Last month the company announced it had exceeded its (Covid-adjusted) 2020 sales target, selling 54,155 tonnes of the fertiliser against a target of 50,000 tonnes. 82pc of sales had been placed in the second half of the year, auguring well for 2021. The company’s cash balance at 30 September 2020 was AUD$3,723,397 with a positive working capital position of approximately AUD$4,861,723. Harvest’s interim report to 30 June 2020 stated a loss of AUD$3,806,234) (2019: AUD$1,177,938).
A booming market
Harvest is seeking to take advantage of a strong upturn in demand in its target markets, the Federation of Agriculture and Livestock of the State of Minas Gerais reporting that production in the region hit a new record in last year of R$96.1 billion (about US$18.7bn), 24.3pc up on 2019.
That surge is an instance of increased worldwide demand for food commodities. Global food prices reached their highest level for almost seven years in January, the UN Food and Agriculture Organisation’s food price index rising 10pc over the previous 12 months to reach its highest level since July 2014, with demand sharply up for grain, oilseeds, soybeans, and sugar.
Harvest’s prospects for gaining a foothold in a vast and growing market seem promising – if Brazil can manage its recovery from Covid. The Brazilian economy does seem to be holding up relatively well, figures this month showing it contracted 4.1pc last year, one of the most resilient performances in Latin America, growing 3.2pc in Q4 2020 and 7.7pc in Q3. To put that in perspective, the Argentinian and Mexican economies shrank 10 and 8.5pc respectively in 2020 (for further context the UK economy contracted by 9.9pc).
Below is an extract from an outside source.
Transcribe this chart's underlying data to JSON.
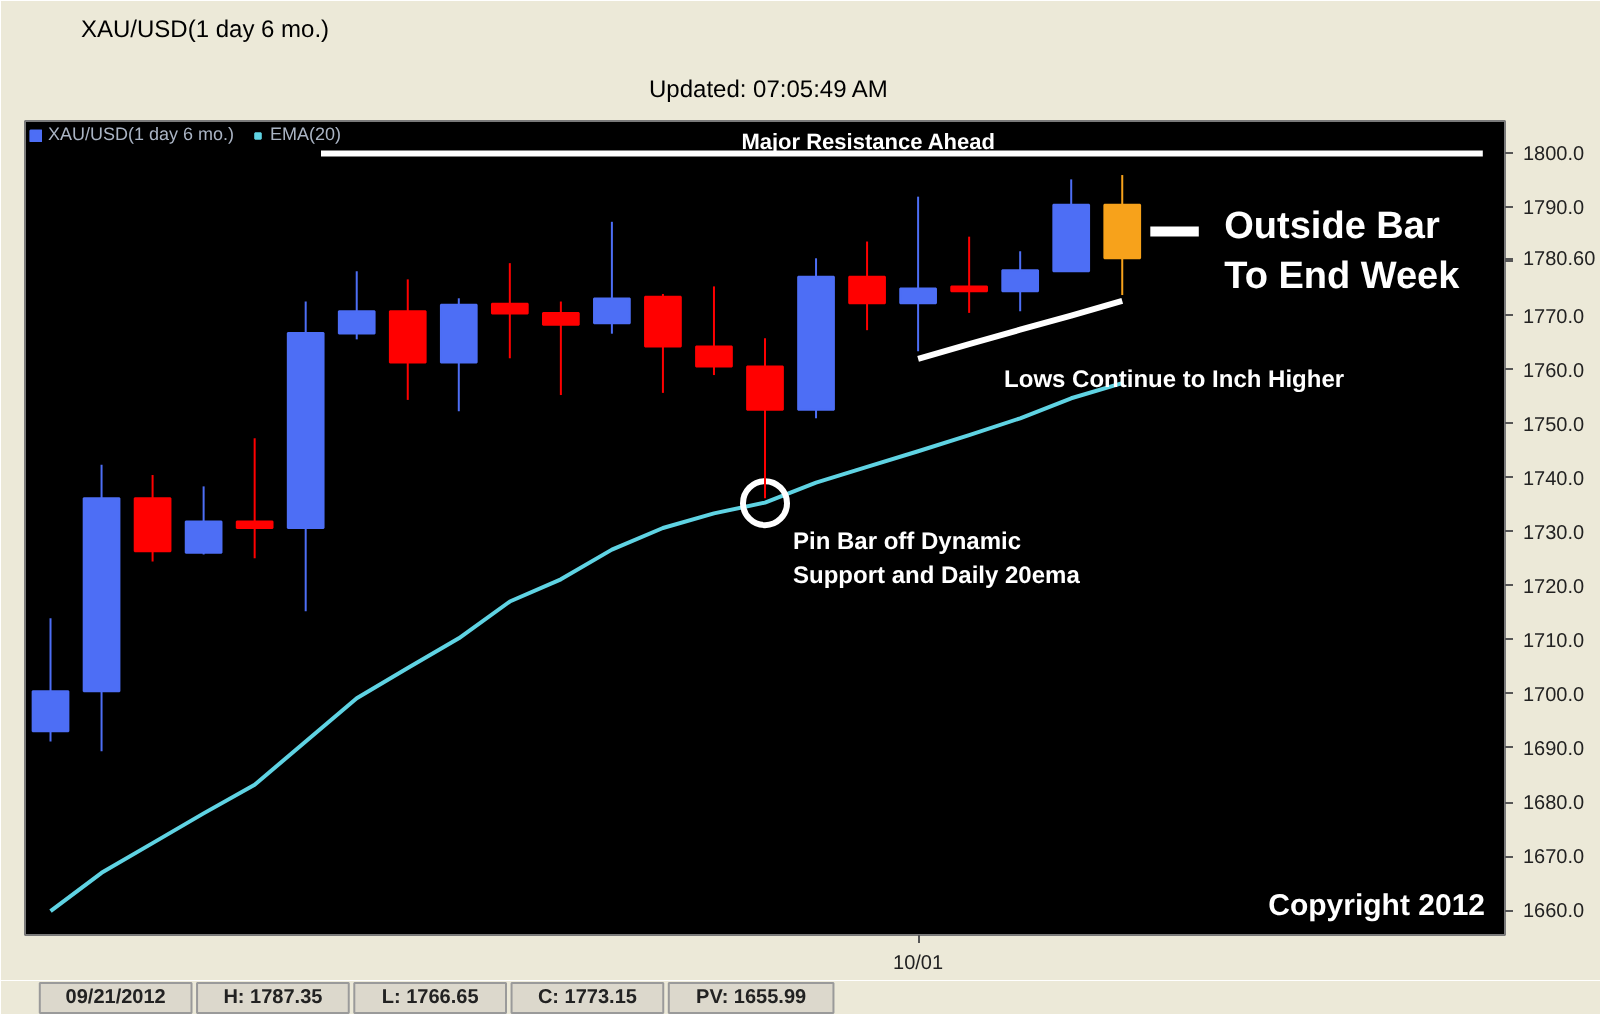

The continued resilience of the recovery will depend on the Brazilian government’s ability to manage the pandemic and prevent the stimulus package that has helped shore up the economy, worth more than 8pc of GDP, from bubbling over into soaraway inflation and debt.
Over the past couple of weeks we’ve highlighted a few alternative options for gaining exposure the current surge in demand for commodities, including marble, helium and mineral sands. With a share price of just 2.75p Harvest Minerals, offering exposure to South America’s vast agricultural markets, may be another to follow.